Killing off the main character two thirds of the way through the series wasn’t even the mistake. If done right, it could have left a lasting impression. No, it’s how they killed him off: Capelli just shoots him in the head in a 20 second cut-scene. Credits roll. No attempt at trying to save him or restrain him. No emotion. No closure. Simply no good.
1. The Legend of Zelda: Link’s Awakening
The Legend of Zelda series can do no wrong when it comes to gameplay and design. Even the stories, which are usually pretty standard fantasy fare, are always solid. There’s always a Hero of Time named Link, there’s a mystical Triforce to retrieve and a Princess Zelda to save in the land of Hyrule.
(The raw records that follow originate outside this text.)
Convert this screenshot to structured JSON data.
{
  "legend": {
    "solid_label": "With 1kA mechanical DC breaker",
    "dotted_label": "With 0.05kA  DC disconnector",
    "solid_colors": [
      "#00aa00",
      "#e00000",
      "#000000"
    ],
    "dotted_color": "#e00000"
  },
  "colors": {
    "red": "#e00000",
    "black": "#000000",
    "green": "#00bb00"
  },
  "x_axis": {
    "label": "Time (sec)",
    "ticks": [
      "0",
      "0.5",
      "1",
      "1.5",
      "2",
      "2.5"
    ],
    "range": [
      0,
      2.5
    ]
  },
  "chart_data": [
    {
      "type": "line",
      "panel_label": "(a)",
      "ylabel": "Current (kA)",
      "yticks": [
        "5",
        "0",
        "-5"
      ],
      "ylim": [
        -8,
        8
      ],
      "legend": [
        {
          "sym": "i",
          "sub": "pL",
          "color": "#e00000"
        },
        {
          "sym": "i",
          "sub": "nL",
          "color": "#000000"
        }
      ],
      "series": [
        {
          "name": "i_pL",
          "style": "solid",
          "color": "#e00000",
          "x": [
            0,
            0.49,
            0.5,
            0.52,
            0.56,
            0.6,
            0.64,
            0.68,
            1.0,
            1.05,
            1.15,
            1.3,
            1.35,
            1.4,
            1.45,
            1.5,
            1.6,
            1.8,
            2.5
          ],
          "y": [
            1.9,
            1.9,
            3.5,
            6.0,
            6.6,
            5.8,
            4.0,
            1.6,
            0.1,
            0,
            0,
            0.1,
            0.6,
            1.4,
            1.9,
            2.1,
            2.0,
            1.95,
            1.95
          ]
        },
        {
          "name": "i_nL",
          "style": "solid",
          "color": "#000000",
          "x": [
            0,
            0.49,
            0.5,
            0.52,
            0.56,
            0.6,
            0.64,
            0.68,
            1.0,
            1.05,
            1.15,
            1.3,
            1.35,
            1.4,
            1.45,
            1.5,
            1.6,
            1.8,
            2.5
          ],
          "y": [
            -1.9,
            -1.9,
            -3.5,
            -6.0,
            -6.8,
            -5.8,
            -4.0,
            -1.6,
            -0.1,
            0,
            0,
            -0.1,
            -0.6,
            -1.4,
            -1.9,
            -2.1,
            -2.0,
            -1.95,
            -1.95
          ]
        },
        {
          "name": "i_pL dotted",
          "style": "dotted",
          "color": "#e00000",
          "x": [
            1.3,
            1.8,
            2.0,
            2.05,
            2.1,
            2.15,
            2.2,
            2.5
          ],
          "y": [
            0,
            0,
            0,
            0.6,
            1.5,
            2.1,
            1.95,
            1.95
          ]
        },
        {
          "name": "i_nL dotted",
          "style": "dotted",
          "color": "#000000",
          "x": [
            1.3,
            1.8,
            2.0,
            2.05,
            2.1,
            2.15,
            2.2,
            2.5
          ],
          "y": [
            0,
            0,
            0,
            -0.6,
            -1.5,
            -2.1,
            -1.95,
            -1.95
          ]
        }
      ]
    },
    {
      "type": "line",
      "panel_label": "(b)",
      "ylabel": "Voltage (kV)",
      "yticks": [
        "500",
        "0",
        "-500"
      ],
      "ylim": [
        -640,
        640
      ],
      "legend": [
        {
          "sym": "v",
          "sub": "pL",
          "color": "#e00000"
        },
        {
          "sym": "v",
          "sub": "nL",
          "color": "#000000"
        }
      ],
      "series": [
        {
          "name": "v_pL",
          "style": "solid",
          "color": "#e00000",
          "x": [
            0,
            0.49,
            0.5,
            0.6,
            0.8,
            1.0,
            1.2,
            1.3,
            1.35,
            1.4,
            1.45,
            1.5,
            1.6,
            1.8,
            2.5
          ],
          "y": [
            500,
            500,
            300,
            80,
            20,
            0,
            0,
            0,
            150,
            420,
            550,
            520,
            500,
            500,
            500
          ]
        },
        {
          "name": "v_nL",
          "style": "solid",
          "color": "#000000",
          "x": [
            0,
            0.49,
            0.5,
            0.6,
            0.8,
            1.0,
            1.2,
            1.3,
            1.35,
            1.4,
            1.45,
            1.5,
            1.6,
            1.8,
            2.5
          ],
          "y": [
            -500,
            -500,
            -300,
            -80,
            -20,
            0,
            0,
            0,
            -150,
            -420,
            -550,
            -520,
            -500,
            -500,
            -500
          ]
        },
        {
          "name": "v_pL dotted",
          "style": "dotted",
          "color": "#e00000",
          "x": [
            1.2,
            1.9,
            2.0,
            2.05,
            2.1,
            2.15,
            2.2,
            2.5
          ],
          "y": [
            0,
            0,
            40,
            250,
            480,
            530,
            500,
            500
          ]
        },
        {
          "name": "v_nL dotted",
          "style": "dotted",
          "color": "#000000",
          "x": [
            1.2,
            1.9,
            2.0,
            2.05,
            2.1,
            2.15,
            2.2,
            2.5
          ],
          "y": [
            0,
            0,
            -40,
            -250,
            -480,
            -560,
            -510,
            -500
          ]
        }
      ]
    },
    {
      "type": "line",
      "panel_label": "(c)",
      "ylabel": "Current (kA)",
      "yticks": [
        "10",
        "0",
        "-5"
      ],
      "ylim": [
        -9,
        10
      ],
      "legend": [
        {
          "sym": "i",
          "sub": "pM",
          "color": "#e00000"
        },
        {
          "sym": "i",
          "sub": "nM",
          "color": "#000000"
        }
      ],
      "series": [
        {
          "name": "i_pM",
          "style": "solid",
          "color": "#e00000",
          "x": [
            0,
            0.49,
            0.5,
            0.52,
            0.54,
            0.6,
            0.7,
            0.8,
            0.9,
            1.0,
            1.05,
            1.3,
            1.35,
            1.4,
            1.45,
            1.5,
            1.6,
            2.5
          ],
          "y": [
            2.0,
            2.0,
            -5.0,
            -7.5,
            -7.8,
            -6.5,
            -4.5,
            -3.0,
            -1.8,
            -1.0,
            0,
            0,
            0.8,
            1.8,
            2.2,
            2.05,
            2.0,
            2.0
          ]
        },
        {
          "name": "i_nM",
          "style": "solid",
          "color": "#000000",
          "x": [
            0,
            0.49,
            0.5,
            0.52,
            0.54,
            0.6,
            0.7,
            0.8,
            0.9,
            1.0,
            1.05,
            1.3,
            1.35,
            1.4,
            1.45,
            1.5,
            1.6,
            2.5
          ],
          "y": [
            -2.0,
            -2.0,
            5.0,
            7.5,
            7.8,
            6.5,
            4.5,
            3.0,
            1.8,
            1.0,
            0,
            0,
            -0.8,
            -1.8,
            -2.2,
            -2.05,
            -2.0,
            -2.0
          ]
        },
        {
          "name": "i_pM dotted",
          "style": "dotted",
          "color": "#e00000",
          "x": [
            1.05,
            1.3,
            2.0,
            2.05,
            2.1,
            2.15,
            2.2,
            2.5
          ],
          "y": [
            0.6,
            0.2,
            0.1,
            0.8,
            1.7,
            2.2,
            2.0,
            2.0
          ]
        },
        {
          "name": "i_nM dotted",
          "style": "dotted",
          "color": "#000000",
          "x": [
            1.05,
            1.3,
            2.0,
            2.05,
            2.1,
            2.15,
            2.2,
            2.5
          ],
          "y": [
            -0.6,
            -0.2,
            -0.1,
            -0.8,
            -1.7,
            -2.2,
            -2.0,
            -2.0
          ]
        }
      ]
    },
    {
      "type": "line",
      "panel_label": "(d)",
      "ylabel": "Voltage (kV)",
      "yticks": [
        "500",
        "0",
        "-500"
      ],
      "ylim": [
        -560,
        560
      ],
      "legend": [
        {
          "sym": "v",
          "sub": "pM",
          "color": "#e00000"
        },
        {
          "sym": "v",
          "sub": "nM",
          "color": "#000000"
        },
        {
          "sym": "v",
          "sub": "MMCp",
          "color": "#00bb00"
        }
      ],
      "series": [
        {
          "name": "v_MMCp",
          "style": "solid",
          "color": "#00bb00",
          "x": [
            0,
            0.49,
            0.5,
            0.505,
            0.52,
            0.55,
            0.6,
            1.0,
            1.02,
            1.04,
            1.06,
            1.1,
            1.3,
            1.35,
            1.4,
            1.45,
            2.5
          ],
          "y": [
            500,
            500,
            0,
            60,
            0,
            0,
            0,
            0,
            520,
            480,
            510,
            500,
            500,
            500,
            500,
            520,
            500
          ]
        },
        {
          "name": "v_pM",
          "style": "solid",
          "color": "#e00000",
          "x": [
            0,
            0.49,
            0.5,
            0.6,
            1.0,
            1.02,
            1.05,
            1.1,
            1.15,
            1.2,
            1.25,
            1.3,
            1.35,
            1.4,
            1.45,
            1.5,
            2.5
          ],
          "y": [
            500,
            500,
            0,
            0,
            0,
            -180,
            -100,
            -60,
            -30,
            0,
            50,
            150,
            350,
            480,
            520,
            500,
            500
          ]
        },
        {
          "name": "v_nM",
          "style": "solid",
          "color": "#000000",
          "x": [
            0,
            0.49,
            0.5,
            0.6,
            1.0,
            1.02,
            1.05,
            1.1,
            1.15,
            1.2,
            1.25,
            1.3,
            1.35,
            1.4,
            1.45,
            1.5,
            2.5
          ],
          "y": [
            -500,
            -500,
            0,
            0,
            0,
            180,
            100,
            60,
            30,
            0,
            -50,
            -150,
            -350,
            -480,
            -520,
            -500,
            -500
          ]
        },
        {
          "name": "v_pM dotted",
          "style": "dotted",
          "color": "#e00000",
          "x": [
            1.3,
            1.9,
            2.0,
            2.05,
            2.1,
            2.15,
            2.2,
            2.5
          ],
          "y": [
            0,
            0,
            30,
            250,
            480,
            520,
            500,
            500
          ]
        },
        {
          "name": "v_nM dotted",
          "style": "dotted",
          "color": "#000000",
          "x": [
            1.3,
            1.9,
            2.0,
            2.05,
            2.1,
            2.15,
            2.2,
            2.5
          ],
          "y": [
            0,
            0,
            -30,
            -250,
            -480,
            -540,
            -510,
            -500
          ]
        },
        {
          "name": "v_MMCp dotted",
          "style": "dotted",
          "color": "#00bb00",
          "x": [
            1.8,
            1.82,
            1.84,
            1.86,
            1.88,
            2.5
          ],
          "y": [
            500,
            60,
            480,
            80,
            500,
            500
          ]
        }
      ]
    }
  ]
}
The Legend of Zelda: Link’s Awakening, the first handheld title in the series, foregoes Hyrule, Zelda and the Triforce, instead taking the stranded Link to Koholint Island, a place ruled by the sleeping Wind Fish. Link must gather eight musical instruments hidden in dungeons and use them together to wake the Wind Fish, which would allow the hero to escape from the island.
So far, so good. After playing the “Ballad of the Wind Fish”, the egg that carries the magical creature breaks open, revealing the final boss of the game, an evil shapeshifting entity known as Nightmare. Once defeated, the Wind Fish makes his grand entrance and proclaims the unthinkable: it was all a dream.
It was all… A dream.
No video game (or anything for that matter!) should ever end like that. Instead of saving the world and vanquishing evil, all that effort goes to waste, leaving the gamer with a hollow feeling. Link’s Awakening is an amazing game whose ending will go down in history as one of the most disappointing ever.